Starting the computer You need to logon to the computer using the username "student" and the password "student". The computer may give you a number of messages about previous logons. You should answer with "cancel" or "yes" or "ok" as appropriate until you get a clean screen. Then double-click "network neighborhood" and then "faraday" at which point you should supply it with your UPSCALE username and password.
Starting the program The program is called "lightbulb" and is located on the "e" drive of Faraday which is called, with great originality, "e-drive", Double-click "e-drive" and then "Iightbulb".
Running the program When you have the LabVIEW program up and running, the Symbol at the top of the screen starts the program. Stop the program by pushing the "stop" button (you' d never have guessed that would you?).
Setting the voltage The control screen with the green background allows you to modify the voltage
profile. The scale is in "samples" and the sampling rate (samples/second) and the maximum number of samples is selectable below the graph. The voltage is set by four "cursors" which you can grab with the mouse and the left mouse button. There are various traps in the program so that you can't set insane values!!
On the main screen there are also cursors for each of the graphs which you can drag about to get the values from the graph. The x-value is the sample number, by comparing values at the same sample number you can make further calculations. The scale of any graph can also be set by dragging the left mouse button over the top or bottom of the scale and typing in a new number. In this way you can expand the scales to see things clearly.
Getting help LabVIEW has a built-in help system which you can activate from the menu or by typing CTRL-h. It only works if the programmer had the time/remembered/was sufficiently magnaminious to offer any help!
Changing values in the formula box. Stop the program running. Use
Windows>Show Tools Pallette to bring up the tools pallette and then select
"operate value" which is the "point finger" tool in the upper left-hand corner.
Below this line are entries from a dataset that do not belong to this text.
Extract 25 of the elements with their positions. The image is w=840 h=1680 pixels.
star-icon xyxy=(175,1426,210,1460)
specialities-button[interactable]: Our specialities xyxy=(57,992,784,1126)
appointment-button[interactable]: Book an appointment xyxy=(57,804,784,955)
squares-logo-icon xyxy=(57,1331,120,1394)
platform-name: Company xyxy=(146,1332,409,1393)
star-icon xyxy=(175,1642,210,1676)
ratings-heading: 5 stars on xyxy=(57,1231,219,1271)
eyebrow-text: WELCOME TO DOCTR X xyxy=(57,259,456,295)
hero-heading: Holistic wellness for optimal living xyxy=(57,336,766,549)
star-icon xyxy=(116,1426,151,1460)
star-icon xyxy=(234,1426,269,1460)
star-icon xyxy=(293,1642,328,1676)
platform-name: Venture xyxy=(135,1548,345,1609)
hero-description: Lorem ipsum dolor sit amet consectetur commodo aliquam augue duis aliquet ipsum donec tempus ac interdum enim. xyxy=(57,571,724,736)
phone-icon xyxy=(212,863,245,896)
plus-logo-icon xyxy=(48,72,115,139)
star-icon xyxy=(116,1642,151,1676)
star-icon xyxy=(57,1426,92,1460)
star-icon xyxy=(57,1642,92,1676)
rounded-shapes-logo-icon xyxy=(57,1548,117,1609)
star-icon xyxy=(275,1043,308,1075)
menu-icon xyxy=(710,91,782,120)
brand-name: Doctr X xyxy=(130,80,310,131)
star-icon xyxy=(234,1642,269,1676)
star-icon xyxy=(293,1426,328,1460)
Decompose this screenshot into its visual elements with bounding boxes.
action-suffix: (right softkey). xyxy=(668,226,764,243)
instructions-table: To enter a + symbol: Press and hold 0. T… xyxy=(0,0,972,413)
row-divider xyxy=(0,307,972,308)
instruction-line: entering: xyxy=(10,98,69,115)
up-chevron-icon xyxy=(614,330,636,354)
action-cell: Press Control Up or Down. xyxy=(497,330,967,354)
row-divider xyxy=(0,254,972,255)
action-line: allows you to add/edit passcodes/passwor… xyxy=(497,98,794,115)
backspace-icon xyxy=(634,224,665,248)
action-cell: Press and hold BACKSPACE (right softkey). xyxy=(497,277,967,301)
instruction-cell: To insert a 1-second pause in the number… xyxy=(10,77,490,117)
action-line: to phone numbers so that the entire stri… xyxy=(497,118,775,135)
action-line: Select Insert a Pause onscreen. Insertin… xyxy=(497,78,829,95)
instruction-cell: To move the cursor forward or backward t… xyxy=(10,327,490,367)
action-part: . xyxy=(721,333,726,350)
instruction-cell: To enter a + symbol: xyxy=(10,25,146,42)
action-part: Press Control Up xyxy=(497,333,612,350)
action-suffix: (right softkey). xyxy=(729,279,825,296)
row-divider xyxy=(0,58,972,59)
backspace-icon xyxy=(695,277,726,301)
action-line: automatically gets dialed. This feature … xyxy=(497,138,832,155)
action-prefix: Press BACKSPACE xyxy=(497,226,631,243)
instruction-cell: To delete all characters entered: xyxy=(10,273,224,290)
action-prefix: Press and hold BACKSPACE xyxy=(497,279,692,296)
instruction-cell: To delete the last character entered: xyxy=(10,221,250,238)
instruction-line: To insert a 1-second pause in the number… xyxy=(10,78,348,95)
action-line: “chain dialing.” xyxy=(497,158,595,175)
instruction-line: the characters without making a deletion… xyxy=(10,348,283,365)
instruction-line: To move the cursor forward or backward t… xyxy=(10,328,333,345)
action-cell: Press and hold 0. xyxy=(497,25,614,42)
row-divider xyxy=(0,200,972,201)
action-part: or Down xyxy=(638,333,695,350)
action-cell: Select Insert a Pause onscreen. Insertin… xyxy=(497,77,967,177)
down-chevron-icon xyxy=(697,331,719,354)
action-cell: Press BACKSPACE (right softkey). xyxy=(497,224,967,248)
You select a tool by clicking on it. You should then be able to change the
formula in the formula box using simple word processing techniques.
The Dark(er) Side
For those of you who are interested, the LabVIEW program is written in a graphical fashion. If you look under windows>show diagram, you will see the graphical representation of the program. The overall box represents the outer loop of the program and the boxes with the dots at the top and bottom represent "sequences" of events that must happen in time order. Nesting of boxes implies a nesting of operations. The yellow triangle symbols are operators.
If you click on the small black triangle of the innermost sequence, you can work through the four items of the sequence which are:
- Subtract 1.5 from a number and output in on channel 0. This sets the voltage for the bulb for this time interval. In fact the regulator adds about 1.5 V to the voltage when it supplies it to the bulb and this is a way of nullifying this effect - a case of using software compensating for a less-than-ideal feature in the hardware. There are also two diodes in the circuit shown on the first page. These are there to stop the voltage going more than - 1.2V at that point which means that output is constrained to be >-0.3V. this is a case of hardware being used to ensure the safety of the circuit in the event of a software failure - I didn't want the output driven much negative because the regulator would then break and I don't entirely trust computers or their software!
- Divide 1000 by the number given and wait until the next time marker for that number of milliseconds.
- Read a voltage from channel 0
- Read a voltage from channel 1.
If there is time and you can find a demonstrator who knows LabVIEW, you can get a more comprehensive tour.